Zombies and other Umbrella hellish creations play an interesting role when it comes to the multiplayer. Merging them creates a different take on the typical versus matches. Modes like Team Attack (team deathmatch) and Biohazard (capturing single object and bringing it to a base) are filled with monsters that have a taste for you. You have to be alert for human players and these monsters, creating a hectic arena where you have to be alert at all times. It keeps the action going at a constant rate, so there’s never any downtime, which in my eyes is great for keeping your attention. Killing these monsters will also drop ammo and herbs, so there is a reward for protecting yourself from them. Heroes mode gives each team a star character from the Resident Evil universe and buffs them up; the aim is for the other team to kill them to win. Survivor is all eight players taking on the zombies while making their way to a helicopter to escape. The modes are amusing, and online didn’t seem to suffer from any problems; lag didn’t seem to be that obvious when playing.

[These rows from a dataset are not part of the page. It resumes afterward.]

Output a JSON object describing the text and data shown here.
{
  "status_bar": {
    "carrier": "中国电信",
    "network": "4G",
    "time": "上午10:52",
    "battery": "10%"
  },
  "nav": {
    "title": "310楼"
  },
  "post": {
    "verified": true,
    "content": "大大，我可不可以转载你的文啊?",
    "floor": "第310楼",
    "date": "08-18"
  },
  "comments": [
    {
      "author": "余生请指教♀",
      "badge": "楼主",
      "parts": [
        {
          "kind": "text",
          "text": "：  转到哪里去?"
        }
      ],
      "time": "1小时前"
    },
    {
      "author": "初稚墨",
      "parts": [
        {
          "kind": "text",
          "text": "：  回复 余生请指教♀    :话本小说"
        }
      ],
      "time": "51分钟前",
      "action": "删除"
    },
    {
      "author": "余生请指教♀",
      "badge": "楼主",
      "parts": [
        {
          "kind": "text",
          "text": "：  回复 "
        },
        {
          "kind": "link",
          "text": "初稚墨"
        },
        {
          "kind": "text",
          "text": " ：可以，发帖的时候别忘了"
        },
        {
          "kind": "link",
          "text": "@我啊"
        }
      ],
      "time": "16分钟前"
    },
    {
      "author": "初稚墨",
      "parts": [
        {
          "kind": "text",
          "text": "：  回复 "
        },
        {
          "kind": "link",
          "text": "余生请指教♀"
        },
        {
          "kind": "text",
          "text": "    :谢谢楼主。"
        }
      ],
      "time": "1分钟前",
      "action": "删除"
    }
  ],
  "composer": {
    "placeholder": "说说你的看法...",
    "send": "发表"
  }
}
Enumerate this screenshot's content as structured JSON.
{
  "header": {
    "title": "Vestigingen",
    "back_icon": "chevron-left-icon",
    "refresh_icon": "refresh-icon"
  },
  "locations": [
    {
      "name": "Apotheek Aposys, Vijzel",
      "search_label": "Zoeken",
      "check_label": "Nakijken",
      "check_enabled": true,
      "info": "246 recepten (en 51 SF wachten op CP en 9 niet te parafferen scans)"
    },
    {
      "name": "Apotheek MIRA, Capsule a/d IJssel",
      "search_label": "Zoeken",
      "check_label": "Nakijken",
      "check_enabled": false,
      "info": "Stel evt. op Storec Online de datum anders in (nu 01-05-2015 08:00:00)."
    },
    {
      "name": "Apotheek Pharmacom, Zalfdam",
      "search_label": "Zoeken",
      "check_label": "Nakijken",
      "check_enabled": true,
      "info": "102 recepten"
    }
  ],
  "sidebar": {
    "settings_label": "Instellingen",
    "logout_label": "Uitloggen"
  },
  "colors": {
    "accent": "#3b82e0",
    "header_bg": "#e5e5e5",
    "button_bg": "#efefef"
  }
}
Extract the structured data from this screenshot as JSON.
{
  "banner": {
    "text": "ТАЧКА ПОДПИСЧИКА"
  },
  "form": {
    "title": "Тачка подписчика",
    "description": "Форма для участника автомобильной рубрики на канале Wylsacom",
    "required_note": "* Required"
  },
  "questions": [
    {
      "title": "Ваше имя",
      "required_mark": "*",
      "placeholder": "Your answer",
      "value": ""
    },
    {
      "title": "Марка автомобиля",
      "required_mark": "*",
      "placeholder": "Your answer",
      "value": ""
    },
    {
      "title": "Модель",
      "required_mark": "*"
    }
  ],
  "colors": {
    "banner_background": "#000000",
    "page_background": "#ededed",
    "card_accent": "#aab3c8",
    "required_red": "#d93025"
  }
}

Visually, Raccoon City is a bit on the plain side. Environments aren’t greatly detailed, with bland texture work throughout all the maps. Nothing stands out in the game – well, except the poor aliasing that’s a bit of a sore thumb on the game. No doubt the PC version will sort that out when it hits in May, but, on the 360 version, the evidence of aliasing is clear as day. Framerate can be up and down, depending what action is going on screen, although it never had an impact on the gameplay when it happened.
Resident Evil: Operation Raccoon City is going to be disappointing for fans. It’s taken one of the most popular timelines in the series and turned it into a shooter with no atmosphere. The merge of Socom gameplay with the lack of refinement and polish removes the Resident Evilmood, feeling more like an average third-person shooter trying to get into the skin of Resident Evil. Somehow the cool sounding concept of Operation Raccoon City was lost in transition from paper to game. There’s some fun to be had with it, but it’s few and far between the dissatisfaction that crops in. Ultimately, what we ended up getting is an uninspired campaign with some entertaining multiplayer, though that’s not something that I expect from a franchise as big as Resident Evil.